Festival Theatre, Thu Sep 4
The 2014 OzAsia Festival kicked off in reflective-then-dramatic style with Red Sorghum, an epic dance show which promised meditations on love, affection and patriotism in China’s Shangdong province.
Set during the Second Sino-Japanese War of the 1930s and ‘40s, we follow the love story of Jiu’er (Meng Ning), a peasant sold to a winery lord, and her lover, known as My Grandfather (Fubo Sun) and after the unexpected death of the baron, we follow the pair’s rise on the property until the sudden horror of war descends on their doorstep.
Red Sorghum was certainly meditative, with a delicateness that verged on the soporific, and could have done with some tightening in the early scenes. But the second half commanded us to sit up and pay attention: much punchier, it foregrounded the war elements – which took the audience by surprise in their bloody, brutal nature as the male chorus marched defiantly into a scene starkly subtitled “Massacre”.
Ning was expressive and elegant, and created a convincing chemistry with the physical and powerful Sun as they danced to pre-recorded music.
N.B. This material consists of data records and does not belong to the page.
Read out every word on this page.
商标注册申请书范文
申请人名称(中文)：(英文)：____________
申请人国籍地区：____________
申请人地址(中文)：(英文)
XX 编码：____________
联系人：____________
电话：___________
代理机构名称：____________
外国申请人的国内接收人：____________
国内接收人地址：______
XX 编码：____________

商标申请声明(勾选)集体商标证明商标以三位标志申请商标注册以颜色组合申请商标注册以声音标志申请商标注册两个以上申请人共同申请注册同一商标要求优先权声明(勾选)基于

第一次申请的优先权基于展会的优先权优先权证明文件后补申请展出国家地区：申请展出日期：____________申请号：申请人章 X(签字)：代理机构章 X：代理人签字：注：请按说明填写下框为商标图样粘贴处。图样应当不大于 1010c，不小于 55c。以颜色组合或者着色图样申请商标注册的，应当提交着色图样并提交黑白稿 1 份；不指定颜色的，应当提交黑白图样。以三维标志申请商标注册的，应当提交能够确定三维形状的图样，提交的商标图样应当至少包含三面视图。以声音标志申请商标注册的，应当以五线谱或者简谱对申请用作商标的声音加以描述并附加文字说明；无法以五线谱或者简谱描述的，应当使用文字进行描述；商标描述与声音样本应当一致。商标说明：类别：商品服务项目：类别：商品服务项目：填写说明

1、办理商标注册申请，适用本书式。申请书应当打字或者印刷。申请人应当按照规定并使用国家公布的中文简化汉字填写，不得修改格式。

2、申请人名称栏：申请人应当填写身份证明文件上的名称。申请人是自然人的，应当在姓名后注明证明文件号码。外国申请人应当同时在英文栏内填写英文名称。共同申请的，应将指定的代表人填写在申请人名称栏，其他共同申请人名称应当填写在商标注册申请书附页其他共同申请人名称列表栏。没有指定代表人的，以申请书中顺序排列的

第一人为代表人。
Red Sorghum (sorghum bicolor) itself is a grain which provides food, wine and shelter and symbolises vitality and strength and steadfastness in the face of adversity. The show is based on Nobel Prize Laureate Mo Yan’s book Red Sorghum Clan, which began life as serialised short stories – a history which lent itself well to stage adaptation. The novel in turn was made into an award-winning film 1987, and the show was brought to Adelaide as part of the State Government’s association with Shandong Province.
Mo Yan’s work has drawn comparisons with Kafka and Heller and in the show there were even magical elements of Marukami in his hallucinatory blending of reality with folk lore. These elements at least explained the bizarre stilted narration in setting the scene. The bold stage sets were impressive, there were some deft comic touches and some winning slapstick, while the winery lord looked like a demented wheeler from Return To Oz.
We were unprepared therefore for the shattering assault on our senses reflecting the sudden emergence of the violence of war. In such a way the drama and emotion of military invasions was conveyed and the colours, imagery and powerful stayed with us long after the curtain came down.
by Jenny Thompson
The 1987 movie Red Sorghum, directed by Zhang Yimou, will screen at Mercury Cinema, Lion Arts Centre from 3.30pm on Sun Sep 14.